FIG. 3 shows the thickness of the bilayer low-k cap shrinked upon exposure to UV radiation. This cap film loses about 2% of its initial thickness due to the loss of bonded hydrogen and carbon groups in the film. Conventional high-k SiCNH does not shrink in thickness upon a similar exposure to UV radiation.
Referring to FIG. 4, the UV-VIS absorption characteristics of typical metal oxide, e.g., ZnO dispersed in double distilled water along-with the associated reactants are shown. Curves 1, 2, and 3 correspond to PVP (polyvinylpyrrollidone used to prevent agglomeration), ZnO nanoparticles, and Zn(NO3)2, respectively. ZnO nanoparticles can be synthesized by way of different types of alcoholic solutions such as methanol, ethanol, propanol, or higher alcohols.

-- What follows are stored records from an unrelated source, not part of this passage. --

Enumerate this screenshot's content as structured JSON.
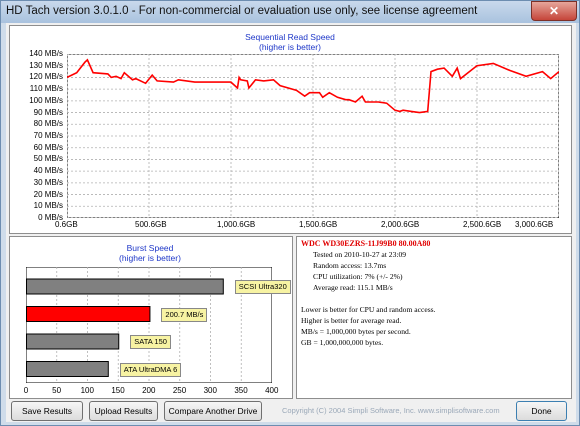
{
  "window": {
    "title": "HD Tach version 3.0.1.0  - For non-commercial or evaluation use only, see license agreement",
    "close_glyph": "✕"
  },
  "seq_chart": {
    "title": "Sequential Read Speed",
    "subtitle": "(higher is better)",
    "y_ticks": [
      "140 MB/s",
      "130 MB/s",
      "120 MB/s",
      "110 MB/s",
      "100 MB/s",
      "90 MB/s",
      "80 MB/s",
      "70 MB/s",
      "60 MB/s",
      "50 MB/s",
      "40 MB/s",
      "30 MB/s",
      "20 MB/s",
      "10 MB/s",
      "0 MB/s"
    ],
    "x_ticks": [
      "0.6GB",
      "500.6GB",
      "1,000.6GB",
      "1,500.6GB",
      "2,000.6GB",
      "2,500.6GB",
      "3,000.6GB"
    ]
  },
  "burst_chart": {
    "title": "Burst Speed",
    "subtitle": "(higher is better)",
    "x_ticks": [
      "0",
      "50",
      "100",
      "150",
      "200",
      "250",
      "300",
      "350",
      "400"
    ],
    "bar_labels": [
      "SCSI Ultra320",
      "200.7 MB/s",
      "SATA 150",
      "ATA UltraDMA 6"
    ]
  },
  "info": {
    "drive": "WDC  WD30EZRS-11J99B0 80.00A80",
    "lines": [
      "Tested on 2010-10-27 at 23:09",
      "Random access: 13.7ms",
      "CPU utilization: 7% (+/- 2%)",
      "Average read: 115.1 MB/s"
    ],
    "notes": [
      "Lower is better for CPU and random access.",
      "Higher is better for average read.",
      "MB/s = 1,000,000 bytes per second.",
      "GB = 1,000,000,000 bytes."
    ]
  },
  "buttons": {
    "save": "Save Results",
    "upload": "Upload Results",
    "compare": "Compare Another Drive",
    "done": "Done"
  },
  "copyright": "Copyright (C) 2004 Simpli Software, Inc.  www.simplisoftware.com",
  "colors": {
    "series": "#ff0000",
    "bar_gray": "#808080",
    "bar_red": "#ff0000",
    "label_bg": "#f7f3a3",
    "title_blue": "#1e37c8"
  },
  "chart_data": [
    {
      "type": "line",
      "title": "Sequential Read Speed",
      "subtitle": "(higher is better)",
      "xlabel": "",
      "ylabel": "",
      "x_unit": "GB",
      "y_unit": "MB/s",
      "xlim": [
        0.6,
        3000.6
      ],
      "ylim": [
        0,
        140
      ],
      "grid": true,
      "series": [
        {
          "x": [
            0.6,
            60,
            110,
            125,
            160,
            250,
            270,
            300,
            330,
            350,
            400,
            420,
            480,
            520,
            550,
            650,
            680,
            780,
            800,
            1000,
            1040,
            1050,
            1060,
            1100,
            1110,
            1150,
            1200,
            1260,
            1300,
            1400,
            1450,
            1480,
            1540,
            1560,
            1600,
            1650,
            1700,
            1720,
            1760,
            1800,
            1820,
            1900,
            1950,
            2000,
            2030,
            2050,
            2100,
            2150,
            2200,
            2220,
            2260,
            2300,
            2350,
            2380,
            2400,
            2500,
            2600,
            2700,
            2800,
            2900,
            2950,
            3000.6
          ],
          "values": [
            120,
            124,
            133,
            135,
            124,
            123,
            120,
            121,
            119,
            124,
            118,
            119,
            115,
            122,
            117,
            116,
            118,
            116,
            116,
            116,
            111,
            120,
            118,
            117,
            111,
            118,
            117,
            118,
            113,
            109,
            104,
            107,
            107,
            103,
            107,
            103,
            101,
            101,
            99,
            104,
            99,
            99,
            98,
            92,
            91,
            92,
            91,
            90,
            91,
            125,
            127,
            128,
            121,
            128,
            119,
            130,
            132,
            126,
            121,
            125,
            119,
            125
          ]
        }
      ]
    },
    {
      "type": "bar",
      "title": "Burst Speed",
      "subtitle": "(higher is better)",
      "orientation": "horizontal",
      "xlim": [
        0,
        400
      ],
      "categories": [
        "SCSI Ultra320",
        "200.7 MB/s",
        "SATA 150",
        "ATA UltraDMA 6"
      ],
      "values": [
        320,
        200.7,
        150,
        133
      ],
      "grid": true
    }
  ]
}
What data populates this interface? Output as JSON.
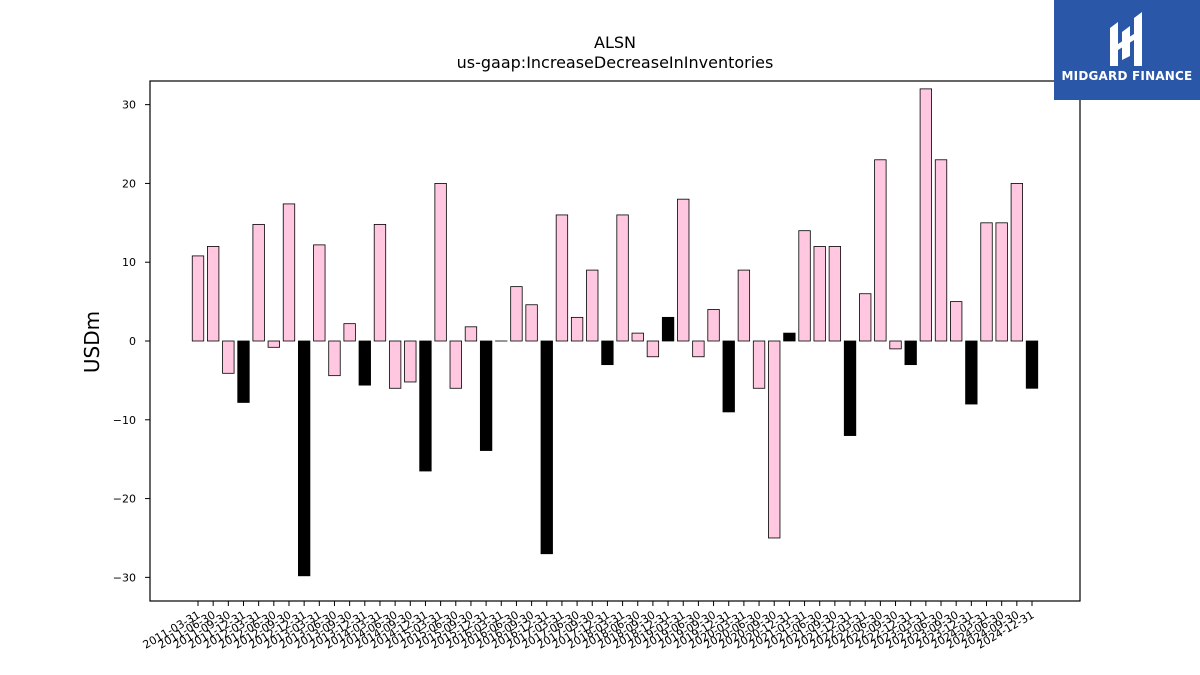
{
  "chart_data": {
    "type": "bar",
    "title": "ALSN",
    "subtitle": "us-gaap:IncreaseDecreaseInInventories",
    "xlabel": "",
    "ylabel": "USDm",
    "ylim": [
      -33,
      33
    ],
    "yticks": [
      -30,
      -20,
      -10,
      0,
      10,
      20,
      30
    ],
    "ytick_labels": [
      "−30",
      "−20",
      "−10",
      "0",
      "10",
      "20",
      "30"
    ],
    "grid": false,
    "colors": {
      "positive": "#ffc8e0",
      "negative": "#000000",
      "edge": "#000000"
    },
    "categories": [
      "2011-03-31",
      "2011-06-30",
      "2011-09-30",
      "2011-12-31",
      "2012-03-31",
      "2012-06-30",
      "2012-09-30",
      "2012-12-31",
      "2013-03-31",
      "2013-06-30",
      "2013-09-30",
      "2013-12-31",
      "2014-03-31",
      "2014-06-30",
      "2014-09-30",
      "2014-12-31",
      "2015-03-31",
      "2015-06-30",
      "2015-09-30",
      "2015-12-31",
      "2016-03-31",
      "2016-06-30",
      "2016-09-30",
      "2016-12-31",
      "2017-03-31",
      "2017-06-30",
      "2017-09-30",
      "2017-12-31",
      "2018-03-31",
      "2018-06-30",
      "2018-09-30",
      "2018-12-31",
      "2019-03-31",
      "2019-06-30",
      "2019-09-30",
      "2019-12-31",
      "2020-03-31",
      "2020-06-30",
      "2020-09-30",
      "2020-12-31",
      "2021-03-31",
      "2021-06-30",
      "2021-09-30",
      "2021-12-31",
      "2022-03-31",
      "2022-06-30",
      "2022-09-30",
      "2022-12-31",
      "2023-03-31",
      "2023-06-30",
      "2023-09-30",
      "2023-12-31",
      "2024-03-31",
      "2024-06-30",
      "2024-09-30",
      "2024-12-31"
    ],
    "values": [
      10.8,
      12,
      -4.1,
      -7.8,
      14.8,
      -0.8,
      17.4,
      -29.8,
      12.2,
      -4.4,
      2.2,
      -5.6,
      14.8,
      -6,
      -5.2,
      -16.5,
      20,
      -6,
      1.8,
      -13.9,
      0,
      6.9,
      4.6,
      -27,
      16,
      3,
      9,
      -3,
      16,
      1,
      -2,
      3,
      18,
      -2,
      4,
      -9,
      9,
      -6,
      -25,
      1,
      14,
      12,
      12,
      -12,
      6,
      23,
      -1,
      -3,
      32,
      23,
      5,
      -8,
      15,
      15,
      20,
      -6
    ],
    "bar_colors": [
      "positive",
      "positive",
      "positive",
      "negative",
      "positive",
      "positive",
      "positive",
      "negative",
      "positive",
      "positive",
      "positive",
      "negative",
      "positive",
      "positive",
      "positive",
      "negative",
      "positive",
      "positive",
      "positive",
      "negative",
      "positive",
      "positive",
      "positive",
      "negative",
      "positive",
      "positive",
      "positive",
      "negative",
      "positive",
      "positive",
      "positive",
      "negative",
      "positive",
      "positive",
      "positive",
      "negative",
      "positive",
      "positive",
      "positive",
      "negative",
      "positive",
      "positive",
      "positive",
      "negative",
      "positive",
      "positive",
      "positive",
      "negative",
      "positive",
      "positive",
      "positive",
      "negative",
      "positive",
      "positive",
      "positive",
      "negative"
    ]
  },
  "logo": {
    "text": "MIDGARD FINANCE",
    "color": "#2b57a8"
  }
}
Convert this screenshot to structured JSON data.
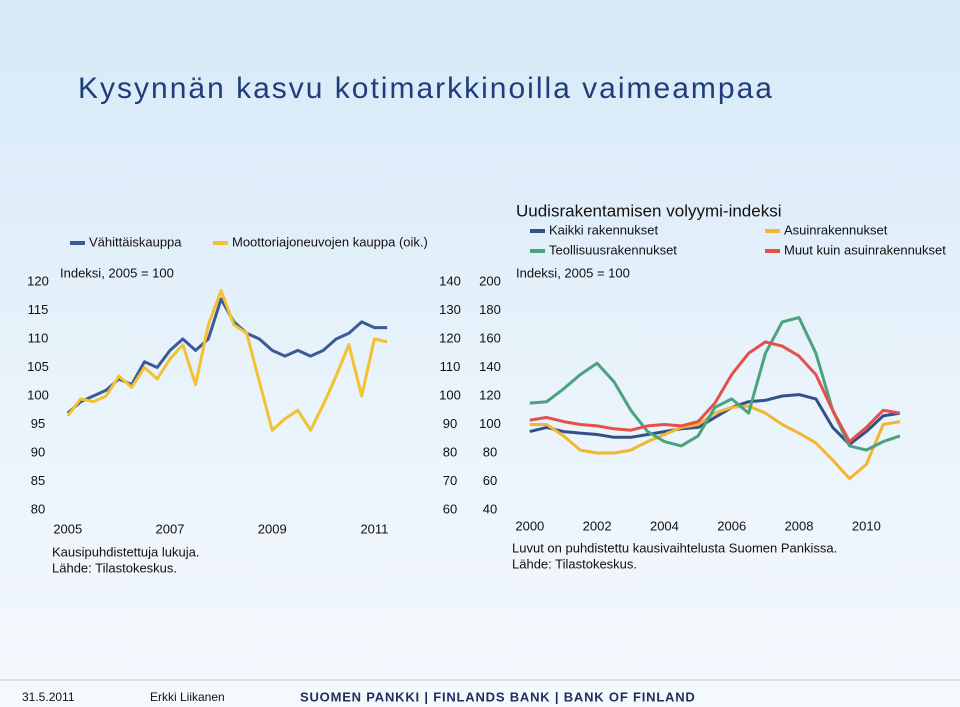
{
  "title": "Kysynnän kasvu kotimarkkinoilla vaimeampaa",
  "footer": {
    "date": "31.5.2011",
    "author": "Erkki Liikanen",
    "bank": "SUOMEN PANKKI | FINLANDS BANK | BANK OF FINLAND"
  },
  "chart_data": [
    {
      "type": "line",
      "annotation": "Indeksi, 2005 = 100",
      "notes": [
        "Kausipuhdistettuja lukuja.",
        "Lähde: Tilastokeskus."
      ],
      "x": [
        2005,
        2005.25,
        2005.5,
        2005.75,
        2006,
        2006.25,
        2006.5,
        2006.75,
        2007,
        2007.25,
        2007.5,
        2007.75,
        2008,
        2008.25,
        2008.5,
        2008.75,
        2009,
        2009.25,
        2009.5,
        2009.75,
        2010,
        2010.25,
        2010.5,
        2010.75,
        2011,
        2011.25
      ],
      "xlim": [
        2004.75,
        2011.5
      ],
      "xticks": [
        2005,
        2007,
        2009,
        2011
      ],
      "ylim": [
        80,
        120
      ],
      "yticks": [
        80,
        85,
        90,
        95,
        100,
        105,
        110,
        115,
        120
      ],
      "y2lim": [
        60,
        140
      ],
      "y2ticks": [
        60,
        70,
        80,
        90,
        100,
        110,
        120,
        130,
        140
      ],
      "series": [
        {
          "name": "Vähittäiskauppa",
          "color": "#3a5a98",
          "values": [
            97,
            99,
            100,
            101,
            103,
            102,
            106,
            105,
            108,
            110,
            108,
            110,
            117,
            113,
            111,
            110,
            108,
            107,
            108,
            107,
            108,
            110,
            111,
            113,
            112,
            112
          ]
        },
        {
          "name": "Moottoriajoneuvojen kauppa (oik.)",
          "color": "#f2c233",
          "axis": "y2",
          "values": [
            93,
            99,
            98,
            100,
            107,
            103,
            110,
            106,
            113,
            118,
            104,
            125,
            137,
            125,
            122,
            105,
            88,
            92,
            95,
            88,
            97,
            107,
            118,
            100,
            120,
            119
          ]
        }
      ]
    },
    {
      "type": "line",
      "title": "Uudisrakentamisen volyymi-indeksi",
      "annotation": "Indeksi, 2005 = 100",
      "notes": [
        "Luvut on puhdistettu kausivaihtelusta Suomen Pankissa.",
        "Lähde: Tilastokeskus."
      ],
      "x": [
        2000,
        2000.5,
        2001,
        2001.5,
        2002,
        2002.5,
        2003,
        2003.5,
        2004,
        2004.5,
        2005,
        2005.5,
        2006,
        2006.5,
        2007,
        2007.5,
        2008,
        2008.5,
        2009,
        2009.5,
        2010,
        2010.5,
        2011
      ],
      "xlim": [
        1999.5,
        2011
      ],
      "xticks": [
        2000,
        2002,
        2004,
        2006,
        2008,
        2010
      ],
      "ylim": [
        40,
        200
      ],
      "yticks": [
        40,
        60,
        80,
        100,
        120,
        140,
        160,
        180,
        200
      ],
      "series": [
        {
          "name": "Kaikki rakennukset",
          "color": "#34508a",
          "values": [
            95,
            98,
            95,
            94,
            93,
            91,
            91,
            93,
            95,
            97,
            98,
            105,
            112,
            116,
            117,
            120,
            121,
            118,
            98,
            86,
            95,
            106,
            108
          ]
        },
        {
          "name": "Asuinrakennukset",
          "color": "#f2b630",
          "values": [
            100,
            100,
            92,
            82,
            80,
            80,
            82,
            88,
            93,
            98,
            100,
            108,
            112,
            113,
            108,
            100,
            94,
            87,
            75,
            62,
            72,
            100,
            102
          ]
        },
        {
          "name": "Teollisuusrakennukset",
          "color": "#4aa37c",
          "values": [
            115,
            116,
            125,
            135,
            143,
            130,
            110,
            95,
            88,
            85,
            92,
            112,
            118,
            108,
            150,
            172,
            175,
            150,
            110,
            85,
            82,
            88,
            92
          ]
        },
        {
          "name": "Muut kuin asuinrakennukset",
          "color": "#e4504a",
          "values": [
            103,
            105,
            102,
            100,
            99,
            97,
            96,
            99,
            100,
            99,
            102,
            115,
            135,
            150,
            158,
            155,
            148,
            135,
            110,
            88,
            98,
            110,
            108
          ]
        }
      ]
    }
  ]
}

X-ray diffraction, TEM, and EDAX are used to verify the formation of ZnO nanoparticles. The absorption peak for the ZnO nanoparticles is observed at 262 nm, which lies below the bandgap wavelength (shown as the dotted line in FIG. 4) of 388 nm (Eg=3.2 eV) of bulk ZnO. The shift in the absorption edge to lower wavelength is a fundamental property of nanoparticles and is attributed to a widening of the bandgap when particle sizes become small.
Referring to FIG. 5, the nanoparticle size effect on peak absorbance wavelength is illustrated for various particle diameters. The ZnO nanoparticles show peak absorbance at approximately 262 nm when the average particle size is 2.1 nm. The circular point in FIG. 5 indicates the value of the average particle size as obtained from TEM analysis. From the foregoing, it is evident that ZnO nanoparticles exhibit significant confinement effects for particle diameters less than about 8 nm.